January 10, 2014

Jodi Foster

Jodi Foster

I’ve been thinking of the drunken old good times while watching young people socializing online, constantly messaging in a dizzying pace, never looking around, certainly not bending over a Xerox machine. One hears junk talk about things they like or dislike, mostly about fashion, cars, and jewels, never about how we lived and what we were like, only about the glittering dystopian world of the present. It is a click-happy hell on Earth, with books now mere objects that fall down when one passes out. Once upon a time books gave us access to history, and we were allowed to become those we never dreamed of being. Clicking and texting back and forth is only good for giving masturbation a bad name.

But there’s still a way to get away from it all: cross-country skiing.

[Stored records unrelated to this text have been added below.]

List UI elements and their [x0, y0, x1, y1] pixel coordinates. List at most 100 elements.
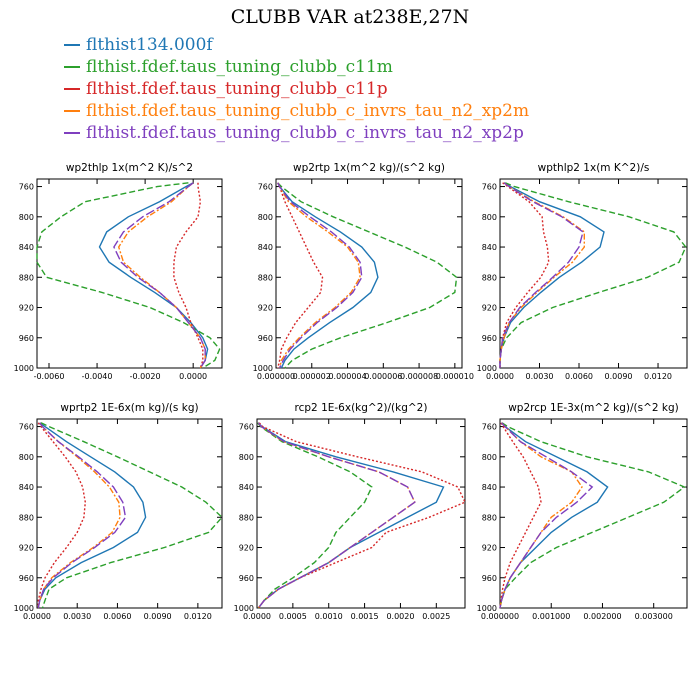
y-tick-label: 960	[19, 334, 34, 343]
chart-panel: wprtp2 1E-6x(m kg)/(s kg) 760 800 840 880 920…	[14, 402, 223, 621]
x-tick-label: 0.0090	[605, 372, 633, 381]
chart-panel: wpthlp2 1x(m K^2)/s 760 800 840 880 920 960 100…	[477, 162, 688, 381]
series-line	[499, 182, 550, 368]
series-line	[277, 182, 361, 369]
x-tick-label: 0.0030	[63, 612, 91, 621]
legend-label: flthist134.000f	[86, 35, 213, 55]
y-tick-label: 1000	[14, 364, 34, 373]
x-tick-label: 0.000004	[328, 372, 366, 381]
y-tick-label: 800	[482, 213, 497, 222]
legend-label: flthist.fdef.taus_tuning_clubb_c11m	[86, 57, 393, 77]
x-tick-label: 0.0060	[565, 372, 593, 381]
y-tick-label: 1000	[253, 364, 273, 373]
legend-item: flthist.fdef.taus_tuning_clubb_c_invrs_t…	[64, 122, 529, 144]
x-tick-label: 0.001000	[532, 612, 570, 621]
figure-title: CLUBB VAR at238E,27N	[230, 6, 470, 28]
x-tick-label: 0.0015	[351, 612, 379, 621]
legend-label: flthist.fdef.taus_tuning_clubb_c_invrs_t…	[86, 101, 530, 121]
chart-panel: wp2rtp 1x(m^2 kg)/(s^2 kg) 760 800 840 880 92…	[253, 162, 474, 381]
series-line	[499, 422, 542, 609]
x-tick-label: 0.0090	[144, 612, 172, 621]
y-tick-label: 760	[258, 183, 273, 192]
x-tick-label: 0.000000	[257, 372, 295, 381]
plot-frame	[499, 418, 688, 609]
series-line	[277, 182, 458, 369]
chart-panel: wp2rcp 1E-3x(m^2 kg)/(s^2 kg) 760 800 840 88…	[477, 402, 688, 621]
legend: flthist134.000f flthist.fdef.taus_tuning…	[64, 34, 529, 144]
y-tick-label: 960	[482, 334, 497, 343]
y-tick-label: 760	[482, 423, 497, 432]
series-line	[257, 422, 416, 609]
legend-label: flthist.fdef.taus_tuning_clubb_c_invrs_t…	[86, 123, 524, 143]
panel-title: wp2rtp 1x(m^2 kg)/(s^2 kg)	[293, 162, 445, 174]
y-tick-label: 800	[258, 213, 273, 222]
series-line	[277, 182, 324, 369]
y-tick-label: 840	[482, 243, 497, 252]
series-line	[499, 422, 686, 609]
x-tick-label: 0.0000	[23, 612, 51, 621]
y-tick-label: 800	[19, 453, 34, 462]
x-tick-label: 0.0000	[486, 372, 514, 381]
series-line	[36, 182, 221, 369]
series-line	[40, 422, 223, 609]
y-tick-label: 960	[239, 574, 254, 583]
y-tick-label: 880	[19, 273, 34, 282]
y-tick-label: 760	[19, 423, 34, 432]
y-tick-label: 960	[482, 574, 497, 583]
x-tick-label: 0.003000	[635, 612, 673, 621]
x-tick-label: 0.0120	[644, 372, 672, 381]
y-tick-label: 920	[19, 304, 34, 313]
series-line	[113, 182, 206, 369]
y-tick-label: 760	[19, 183, 34, 192]
x-tick-label: 0.0005	[279, 612, 307, 621]
y-tick-label: 840	[239, 483, 254, 492]
x-tick-label: 0.000010	[436, 372, 474, 381]
x-tick-label: 0.000008	[400, 372, 438, 381]
y-tick-label: 800	[239, 453, 254, 462]
series-line	[499, 182, 687, 368]
series-line	[173, 182, 204, 369]
y-tick-label: 880	[19, 513, 34, 522]
x-tick-label: -0.0020	[130, 372, 161, 381]
legend-swatch	[64, 66, 80, 68]
y-tick-label: 880	[482, 513, 497, 522]
x-tick-label: 0.0020	[386, 612, 414, 621]
y-tick-label: 1000	[234, 604, 254, 613]
legend-item: flthist.fdef.taus_tuning_clubb_c11m	[64, 56, 529, 78]
series-line	[98, 182, 209, 369]
series-line	[37, 422, 87, 608]
x-tick-label: 0.002000	[583, 612, 621, 621]
series-line	[37, 422, 147, 609]
series-line	[37, 422, 127, 609]
legend-label: flthist.fdef.taus_tuning_clubb_c11p	[86, 79, 388, 99]
y-tick-label: 760	[482, 183, 497, 192]
legend-item: flthist.fdef.taus_tuning_clubb_c_invrs_t…	[64, 100, 529, 122]
panel-title: wpthlp2 1x(m K^2)/s	[538, 162, 650, 174]
y-tick-label: 760	[239, 423, 254, 432]
series-line	[277, 182, 379, 369]
y-tick-label: 920	[482, 544, 497, 553]
x-tick-label: 0.000000	[481, 612, 519, 621]
series-line	[257, 422, 416, 609]
plot-frame	[256, 418, 466, 609]
y-tick-label: 840	[482, 483, 497, 492]
y-tick-label: 920	[19, 544, 34, 553]
y-tick-label: 880	[258, 273, 273, 282]
series-line	[499, 422, 594, 609]
x-tick-label: 0.0060	[103, 612, 131, 621]
series-line	[117, 182, 206, 369]
y-tick-label: 880	[239, 513, 254, 522]
y-tick-label: 800	[482, 453, 497, 462]
series-line	[257, 422, 466, 609]
x-tick-label: 0.000002	[293, 372, 331, 381]
y-tick-label: 1000	[14, 604, 34, 613]
plot-frame	[275, 178, 463, 369]
panel-title: rcp2 1E-6x(kg^2)/(kg^2)	[295, 402, 428, 414]
x-tick-label: 0.0000	[179, 372, 207, 381]
y-tick-label: 920	[258, 304, 273, 313]
x-tick-label: 0.0000	[243, 612, 271, 621]
y-tick-label: 920	[482, 304, 497, 313]
series-line	[499, 182, 605, 368]
series-line	[257, 422, 445, 609]
y-tick-label: 920	[239, 544, 254, 553]
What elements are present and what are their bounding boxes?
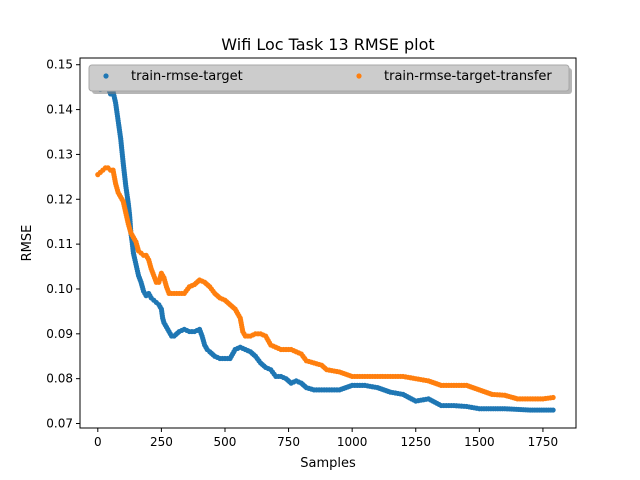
data-point — [550, 407, 556, 413]
x-tick-label: 1750 — [528, 435, 559, 449]
axes-layer: 0 250 500 750 1000 1250 1500 1750 0.07 0.08 0.09 0.… — [46, 57, 577, 449]
series-2 — [95, 165, 556, 402]
axes-frame — [79, 57, 577, 429]
x-tick-label: 250 — [150, 435, 173, 449]
legend-label: train-rmse-target — [131, 69, 243, 84]
y-tick-label: 0.09 — [46, 327, 73, 341]
plot-area — [80, 58, 576, 428]
x-tick-label: 1000 — [337, 435, 368, 449]
y-tick-label: 0.13 — [46, 147, 73, 161]
legend-box — [88, 64, 570, 92]
y-tick-label: 0.08 — [46, 372, 73, 386]
x-tick-label: 750 — [277, 435, 300, 449]
x-axis-label: Samples — [300, 456, 356, 471]
legend: train-rmse-target train-rmse-target-trans… — [88, 64, 572, 94]
y-tick-label: 0.14 — [46, 103, 73, 117]
legend-label: train-rmse-target-transfer — [384, 69, 552, 84]
y-tick-label: 0.12 — [46, 192, 73, 206]
x-tick-label: 0 — [94, 435, 102, 449]
y-tick-label: 0.10 — [46, 282, 73, 296]
y-tick-label: 0.11 — [46, 237, 73, 251]
x-tick-label: 500 — [214, 435, 237, 449]
y-tick-label: 0.07 — [46, 417, 73, 431]
data-point — [550, 394, 556, 401]
x-tick-label: 1500 — [464, 435, 495, 449]
y-tick-label: 0.15 — [46, 58, 73, 72]
legend-marker — [103, 73, 109, 79]
x-tick-label: 1250 — [400, 435, 431, 449]
y-axis-label: RMSE — [20, 225, 35, 262]
chart-title: Wifi Loc Task 13 RMSE plot — [221, 35, 434, 54]
legend-marker — [356, 73, 362, 79]
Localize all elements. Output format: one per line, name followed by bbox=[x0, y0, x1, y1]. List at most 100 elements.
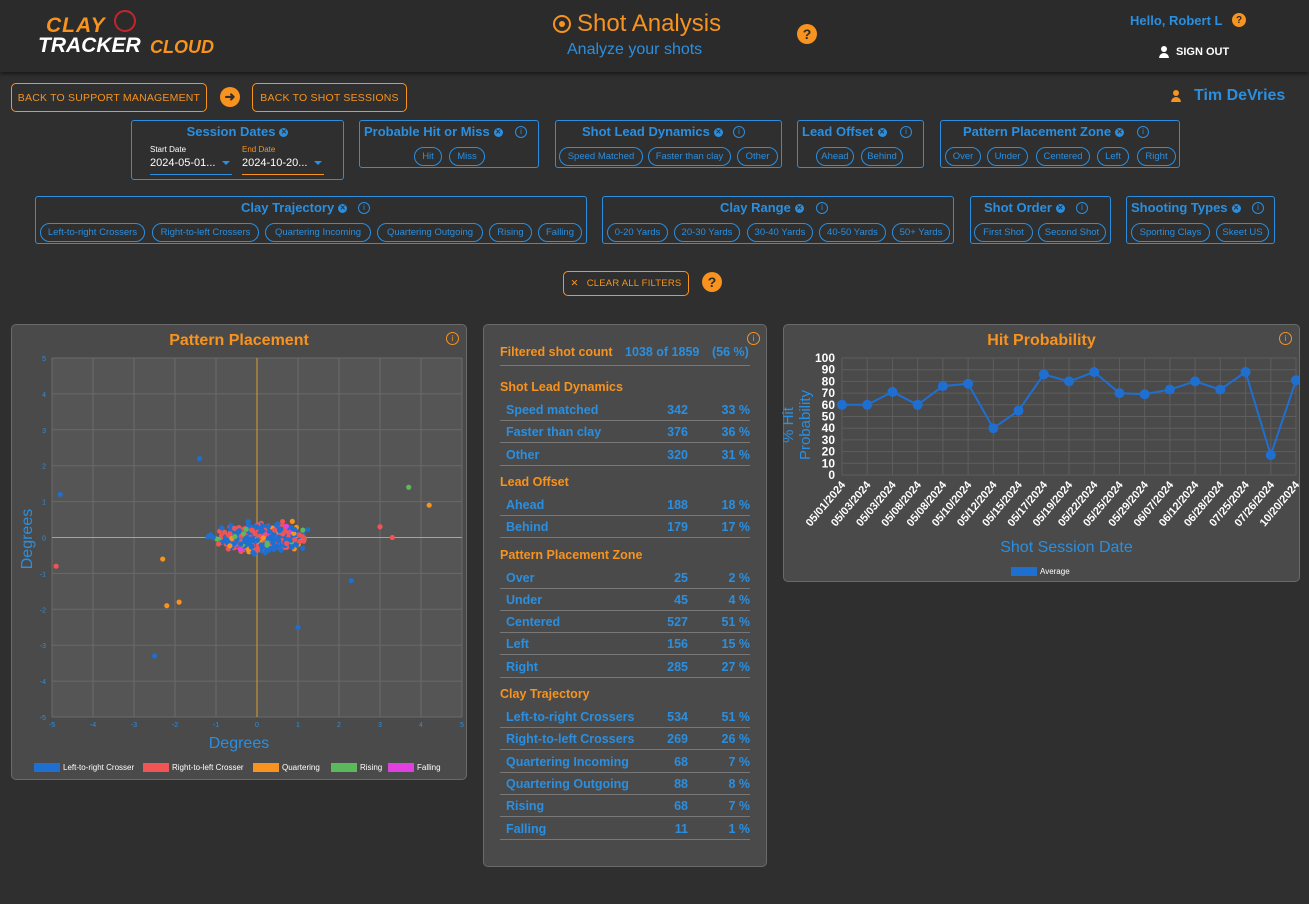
stats-row[interactable]: Speed matched 342 33 % bbox=[500, 399, 750, 421]
stats-row[interactable]: Faster than clay 376 36 % bbox=[500, 421, 750, 444]
clear-filter-icon[interactable]: ✕ bbox=[338, 204, 348, 214]
data-point[interactable] bbox=[1291, 375, 1299, 386]
stats-row[interactable]: Other 320 31 % bbox=[500, 444, 750, 466]
chip-quartering-incoming[interactable]: Quartering Incoming bbox=[265, 223, 371, 242]
stats-row[interactable]: Quartering Incoming 68 7 % bbox=[500, 751, 750, 773]
chip-range-20-30[interactable]: 20-30 Yards bbox=[674, 223, 740, 242]
chip-other[interactable]: Other bbox=[737, 147, 778, 166]
stats-row[interactable]: Right 285 27 % bbox=[500, 656, 750, 678]
chip-range-40-50[interactable]: 40-50 Yards bbox=[819, 223, 886, 242]
info-icon[interactable]: i bbox=[747, 332, 760, 345]
chip-range-0-20[interactable]: 0-20 Yards bbox=[607, 223, 668, 242]
clear-filter-icon[interactable]: ✕ bbox=[1115, 128, 1125, 138]
data-point[interactable] bbox=[988, 423, 999, 434]
clear-filter-icon[interactable]: ✕ bbox=[877, 128, 887, 138]
info-icon[interactable]: i bbox=[446, 332, 459, 345]
info-icon[interactable]: i bbox=[1252, 202, 1264, 214]
chip-second-shot[interactable]: Second Shot bbox=[1038, 223, 1106, 242]
clear-filter-icon[interactable]: ✕ bbox=[1231, 204, 1241, 214]
chip-falling[interactable]: Falling bbox=[538, 223, 582, 242]
data-point[interactable] bbox=[1240, 367, 1251, 378]
data-point[interactable] bbox=[1164, 384, 1175, 395]
selected-user[interactable]: Tim DeVries bbox=[1170, 87, 1285, 105]
stats-row[interactable]: Falling 11 1 % bbox=[500, 818, 750, 840]
data-point[interactable] bbox=[937, 381, 948, 392]
stats-row[interactable]: Left-to-right Crossers 534 51 % bbox=[500, 706, 750, 728]
data-point[interactable] bbox=[1265, 450, 1276, 461]
legend-item[interactable]: Right-to-left Crosser bbox=[143, 763, 244, 773]
legend-item[interactable]: Quartering bbox=[253, 763, 320, 773]
hit-probability-chart[interactable]: 100908070605040302010005/01/202405/03/20… bbox=[784, 325, 1299, 581]
chip-range-50-plus[interactable]: 50+ Yards bbox=[892, 223, 950, 242]
chip-speed-matched[interactable]: Speed Matched bbox=[559, 147, 643, 166]
data-point[interactable] bbox=[1089, 367, 1100, 378]
info-icon[interactable]: i bbox=[733, 126, 745, 138]
stats-row[interactable]: Right-to-left Crossers 269 26 % bbox=[500, 728, 750, 751]
data-point[interactable] bbox=[887, 386, 898, 397]
stats-row[interactable]: Quartering Outgoing 88 8 % bbox=[500, 773, 750, 795]
data-point[interactable] bbox=[1190, 376, 1201, 387]
stats-row[interactable]: Over 25 2 % bbox=[500, 567, 750, 589]
chip-sporting-clays[interactable]: Sporting Clays bbox=[1131, 223, 1210, 242]
clear-filter-icon[interactable]: ✕ bbox=[794, 204, 804, 214]
data-point[interactable] bbox=[1139, 389, 1150, 400]
chip-ahead[interactable]: Ahead bbox=[816, 147, 854, 166]
chip-rtl-crossers[interactable]: Right-to-left Crossers bbox=[152, 223, 259, 242]
back-to-sessions-button[interactable]: BACK TO SHOT SESSIONS bbox=[252, 83, 407, 112]
chip-skeet-us[interactable]: Skeet US bbox=[1216, 223, 1269, 242]
stats-row[interactable]: Ahead 188 18 % bbox=[500, 494, 750, 516]
info-icon[interactable]: i bbox=[358, 202, 370, 214]
arrow-right-icon[interactable]: ➜ bbox=[220, 87, 240, 107]
clear-filter-icon[interactable]: ✕ bbox=[713, 128, 723, 138]
sign-out-button[interactable]: SIGN OUT bbox=[1158, 46, 1229, 58]
end-date-field[interactable]: 2024-10-20... bbox=[242, 157, 324, 175]
start-date-field[interactable]: 2024-05-01... bbox=[150, 157, 232, 175]
info-icon[interactable]: i bbox=[1076, 202, 1088, 214]
chip-quartering-outgoing[interactable]: Quartering Outgoing bbox=[377, 223, 483, 242]
legend-item[interactable]: Left-to-right Crosser bbox=[34, 763, 134, 773]
clear-filter-icon[interactable]: ✕ bbox=[1055, 204, 1065, 214]
data-point[interactable] bbox=[1064, 376, 1074, 387]
chip-ltr-crossers[interactable]: Left-to-right Crossers bbox=[40, 223, 145, 242]
info-icon[interactable]: i bbox=[816, 202, 828, 214]
clay-tracker-logo[interactable]: CLAY TRACKER CLOUD bbox=[38, 10, 218, 58]
legend-item[interactable]: Falling bbox=[388, 763, 441, 773]
info-icon[interactable]: i bbox=[900, 126, 912, 138]
chip-behind[interactable]: Behind bbox=[861, 147, 903, 166]
clear-filter-icon[interactable]: ✕ bbox=[493, 128, 503, 138]
data-point[interactable] bbox=[837, 399, 847, 410]
stats-row[interactable]: Behind 179 17 % bbox=[500, 516, 750, 539]
info-icon[interactable]: i bbox=[515, 126, 527, 138]
data-point[interactable] bbox=[1114, 388, 1125, 399]
chip-centered[interactable]: Centered bbox=[1036, 147, 1090, 166]
chip-miss[interactable]: Miss bbox=[449, 147, 485, 166]
help-icon[interactable]: ? bbox=[702, 272, 722, 292]
info-icon[interactable]: i bbox=[1137, 126, 1149, 138]
info-icon[interactable]: i bbox=[1279, 332, 1292, 345]
account-help-icon[interactable]: ? bbox=[1232, 13, 1246, 27]
stats-row[interactable]: Rising 68 7 % bbox=[500, 795, 750, 818]
chip-range-30-40[interactable]: 30-40 Yards bbox=[747, 223, 813, 242]
chip-under[interactable]: Under bbox=[987, 147, 1028, 166]
clear-all-filters-button[interactable]: ✕ CLEAR ALL FILTERS bbox=[563, 271, 689, 296]
pattern-scatter-plot[interactable]: -5 -4 -3 -2 -1 0 1 2 3 4 5 5 4 3 2 1 0 -1 -2 -3 -4 -5 bbox=[12, 325, 466, 779]
chip-left[interactable]: Left bbox=[1097, 147, 1129, 166]
data-point[interactable] bbox=[1215, 384, 1226, 395]
data-point[interactable] bbox=[912, 399, 923, 410]
chip-right[interactable]: Right bbox=[1137, 147, 1176, 166]
chip-faster-than-clay[interactable]: Faster than clay bbox=[648, 147, 731, 166]
data-point[interactable] bbox=[1013, 405, 1024, 416]
data-point[interactable] bbox=[1038, 369, 1049, 380]
help-icon[interactable]: ? bbox=[797, 24, 817, 44]
stats-row[interactable]: Centered 527 51 % bbox=[500, 611, 750, 634]
chip-first-shot[interactable]: First Shot bbox=[974, 223, 1033, 242]
stats-row[interactable]: Left 156 15 % bbox=[500, 633, 750, 656]
data-point[interactable] bbox=[963, 378, 974, 389]
chip-hit[interactable]: Hit bbox=[414, 147, 442, 166]
stats-row[interactable]: Under 45 4 % bbox=[500, 589, 750, 611]
clear-filter-icon[interactable]: ✕ bbox=[279, 128, 289, 138]
back-to-support-button[interactable]: BACK TO SUPPORT MANAGEMENT bbox=[11, 83, 207, 112]
data-point[interactable] bbox=[862, 399, 873, 410]
legend-item[interactable]: Rising bbox=[331, 763, 382, 773]
chip-rising[interactable]: Rising bbox=[489, 223, 532, 242]
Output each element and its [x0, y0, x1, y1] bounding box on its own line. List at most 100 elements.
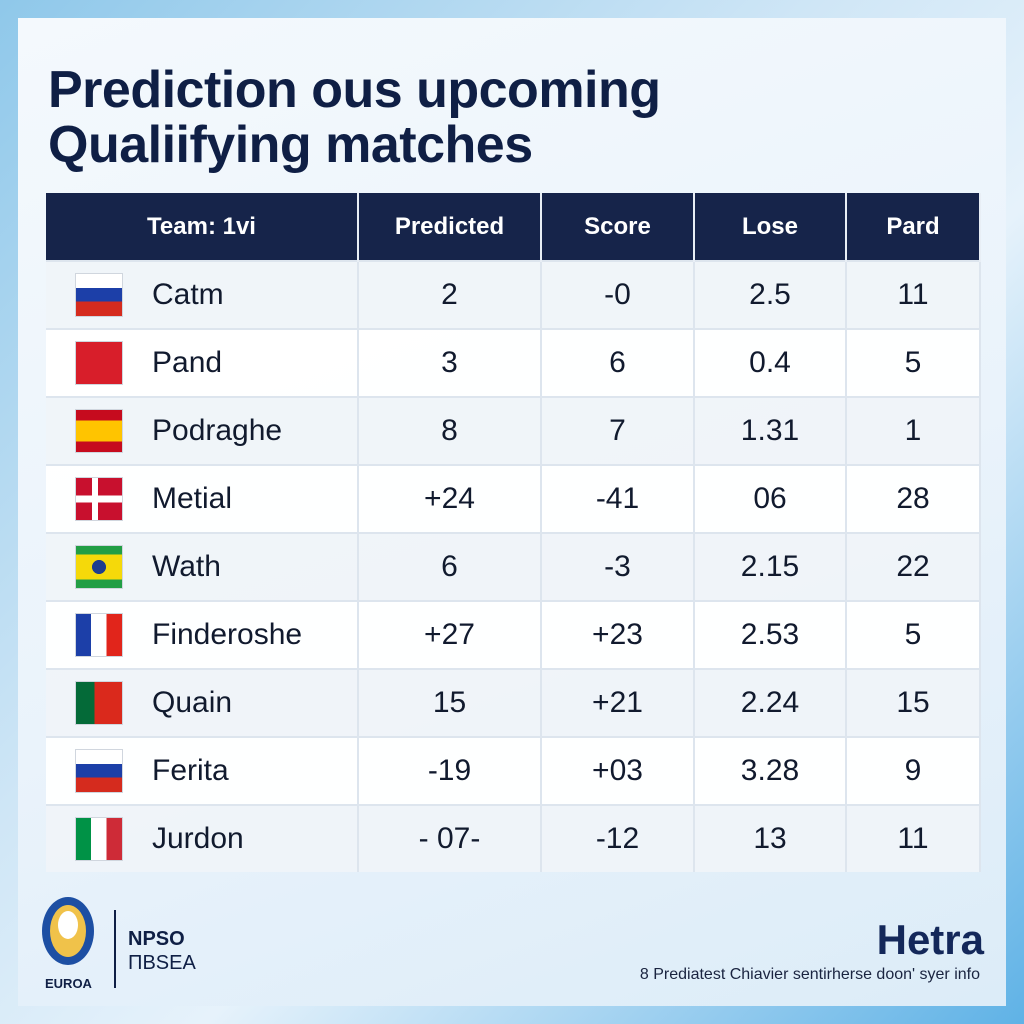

I go late in the afternoon, after karate training or downhill skiing if the weather’s nice. I swish through Pushkin-like forests, watching dogs gamboling in deep powder. I like it when the dark falls ever so suddenly: From all-white to cobalt to black. There’s a sudden chill and lights begin to twinkle far away. Snow-dripped trees are the only guide, so I plow along until I reach the inn. There’s no one around: no mobile phones, no iPads, no nothing but silence. When future archeologists dig through the digital detritus of our long-gone so-called civilization, they’ll be delighted to find my remains, a homo erectus without a single digital contraption on his skeleton. At last I will be famous.